Recently, we analyzed mitochondrial dynamics in the filamentous fungus A. fumigatus (Neubauer et al. 2015). We could show that the mitochondrial rhomboid protease, AfPcp1, is solely responsible for generation of the short isoform of the OPA1/Mgm1 ortholog AfMgm1 in this fungus. But surprisingly, neither AfPcp1 nor the short AfMgm1 isoform is required for mitochondrial fusion (Neubauer et al. 2015). This is in marked contrast to the situation in baker’s yeast where s-Mgm1 as well as Pcp1 is essential for fusion (McQuibban et al. 2003; Herlan et al. 2003; Zick et al. 2009). Yet, it could partially reflect the situation in mammalian cells. Here, it was recently shown that the long OPA1 isoform is sufficient to promote mitochondrial fusion (Anand et al. 2014).
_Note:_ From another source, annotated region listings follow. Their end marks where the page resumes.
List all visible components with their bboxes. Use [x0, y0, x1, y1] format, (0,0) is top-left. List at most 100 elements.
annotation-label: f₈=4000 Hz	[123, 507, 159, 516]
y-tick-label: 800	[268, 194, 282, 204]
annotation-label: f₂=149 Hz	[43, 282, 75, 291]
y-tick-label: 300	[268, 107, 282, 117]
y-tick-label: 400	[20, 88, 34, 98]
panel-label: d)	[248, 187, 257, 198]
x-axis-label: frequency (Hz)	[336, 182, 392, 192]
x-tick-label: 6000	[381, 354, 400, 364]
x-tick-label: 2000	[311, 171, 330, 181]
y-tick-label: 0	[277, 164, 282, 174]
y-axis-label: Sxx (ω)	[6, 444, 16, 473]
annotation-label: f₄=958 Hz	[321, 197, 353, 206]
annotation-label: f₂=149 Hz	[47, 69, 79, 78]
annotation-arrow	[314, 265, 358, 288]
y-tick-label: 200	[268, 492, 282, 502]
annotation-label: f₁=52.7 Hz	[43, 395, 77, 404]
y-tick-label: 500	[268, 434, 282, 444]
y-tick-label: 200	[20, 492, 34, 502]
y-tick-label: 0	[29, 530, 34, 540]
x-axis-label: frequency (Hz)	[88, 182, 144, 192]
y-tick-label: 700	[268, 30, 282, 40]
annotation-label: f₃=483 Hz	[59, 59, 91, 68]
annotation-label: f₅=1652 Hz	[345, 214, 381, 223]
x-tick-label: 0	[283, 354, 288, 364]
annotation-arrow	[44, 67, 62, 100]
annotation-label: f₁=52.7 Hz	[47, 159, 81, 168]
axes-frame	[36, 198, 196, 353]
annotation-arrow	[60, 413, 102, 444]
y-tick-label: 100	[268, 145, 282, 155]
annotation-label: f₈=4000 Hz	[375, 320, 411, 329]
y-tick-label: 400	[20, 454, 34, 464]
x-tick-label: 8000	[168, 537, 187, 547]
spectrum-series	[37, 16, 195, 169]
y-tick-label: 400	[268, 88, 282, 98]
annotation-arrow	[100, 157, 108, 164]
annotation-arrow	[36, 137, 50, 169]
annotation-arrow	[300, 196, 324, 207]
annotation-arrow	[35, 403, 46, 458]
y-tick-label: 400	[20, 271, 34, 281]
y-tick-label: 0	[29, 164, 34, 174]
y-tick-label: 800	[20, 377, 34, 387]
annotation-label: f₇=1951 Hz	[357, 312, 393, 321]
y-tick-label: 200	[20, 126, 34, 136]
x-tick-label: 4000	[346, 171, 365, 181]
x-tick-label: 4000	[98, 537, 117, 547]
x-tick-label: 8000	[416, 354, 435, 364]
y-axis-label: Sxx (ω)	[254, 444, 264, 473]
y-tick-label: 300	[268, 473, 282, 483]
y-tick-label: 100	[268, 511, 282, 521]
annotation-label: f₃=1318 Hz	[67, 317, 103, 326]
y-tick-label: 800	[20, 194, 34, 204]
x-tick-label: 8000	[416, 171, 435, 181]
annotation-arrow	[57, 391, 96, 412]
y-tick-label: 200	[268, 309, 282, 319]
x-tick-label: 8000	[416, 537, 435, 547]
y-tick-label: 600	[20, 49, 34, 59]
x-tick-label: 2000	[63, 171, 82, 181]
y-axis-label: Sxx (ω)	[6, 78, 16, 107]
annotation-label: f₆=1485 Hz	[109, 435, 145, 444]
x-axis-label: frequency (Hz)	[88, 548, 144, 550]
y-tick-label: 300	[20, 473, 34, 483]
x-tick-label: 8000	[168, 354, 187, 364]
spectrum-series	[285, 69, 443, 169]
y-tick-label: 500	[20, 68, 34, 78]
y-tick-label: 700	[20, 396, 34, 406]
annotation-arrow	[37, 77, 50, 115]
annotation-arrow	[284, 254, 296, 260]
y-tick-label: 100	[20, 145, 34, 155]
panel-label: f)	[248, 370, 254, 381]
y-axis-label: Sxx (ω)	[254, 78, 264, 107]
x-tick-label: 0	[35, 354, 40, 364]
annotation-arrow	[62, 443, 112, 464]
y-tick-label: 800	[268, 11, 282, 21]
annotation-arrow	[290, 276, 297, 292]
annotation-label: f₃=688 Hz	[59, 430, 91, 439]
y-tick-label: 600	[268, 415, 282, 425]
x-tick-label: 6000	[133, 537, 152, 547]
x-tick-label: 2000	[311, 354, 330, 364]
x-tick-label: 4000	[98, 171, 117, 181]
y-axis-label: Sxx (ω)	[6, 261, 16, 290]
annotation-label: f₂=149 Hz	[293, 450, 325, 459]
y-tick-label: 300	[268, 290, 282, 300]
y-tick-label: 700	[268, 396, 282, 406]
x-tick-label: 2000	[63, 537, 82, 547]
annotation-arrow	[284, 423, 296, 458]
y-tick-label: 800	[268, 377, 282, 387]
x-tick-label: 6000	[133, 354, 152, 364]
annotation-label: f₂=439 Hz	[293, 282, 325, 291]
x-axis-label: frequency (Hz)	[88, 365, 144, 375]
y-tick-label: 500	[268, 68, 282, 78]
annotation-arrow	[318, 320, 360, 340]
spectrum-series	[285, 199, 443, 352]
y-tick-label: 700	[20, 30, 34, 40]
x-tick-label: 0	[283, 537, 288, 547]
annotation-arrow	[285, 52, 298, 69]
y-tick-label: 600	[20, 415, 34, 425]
However, in contrast to the OMA1-dependent OPA1 processing in mammalian cells, dissipation of mitochondrial membrane potential does not induce a turnover of the long to short AfMgm1 isoforms (Neubauer et al. 2015). This indicates that in A. fumigatus neither the “alternative topogenesis” model proposed for baker’s yeast nor the inverse model proposed for mammalian cells is applicable. From an evolutionary perspective regulation of the mitochondrial inner membrane fusion in Aspergillus could indicate the transition state between baker’s yeast and mammals. While the short isoform became dispensable for fusion, the long isoform is not yet proteolytically eliminated upon mitochondrial dysfunction. Alternatively, regulation of inner membrane fusion in Aspergillus could represent the ancestral situation or a further branch of evolution. In any case, the cardinal question remains how A. fumigatus realizes exclusion of dysfunctional organelles from the mitochondrial network.

Several other recent studies emphasize a regulation of mitochondrial dynamics that is independent of Mgm1/OPA1. For example, certain tumor cells’ growth specifically depends on the induction of mitochondrial fission via Erk2 MAP kinase-dependent phosphorylation, thereby activation of the mitochondrial fission GTPase dynamin-related protein-1 (Taguchi et al. 2007; Kashatus et al. 2015). And the yeast as well as the mammalian mitochondrial outer membrane fusion GTPases (mitofusins; H. sapiens: the partially redundant paralogs Mfn1 and Mfn2; S. cerevisiae Fzo1) undergo ubiqitinylation which can not only result in proteolytic breakdown of the mitofusins and inactivation of fusion but, surprisingly, also stimulate fusion (Anton et al. 2013; Escobar-Henriques 2014). This provides a foretaste of how complex the overall regulation of mitochondrial dynamics might turn out in future studies. At the same time this identifies mitochondrial dynamics as a promising target structure to tweak the cellular physiology, the first pharmacologic modulators of fusion and fission currently being under investigation (Cassidy-Stone et al. 2008; Wang et al. 2012; Qi et al. 2013; Yue et al. 2014).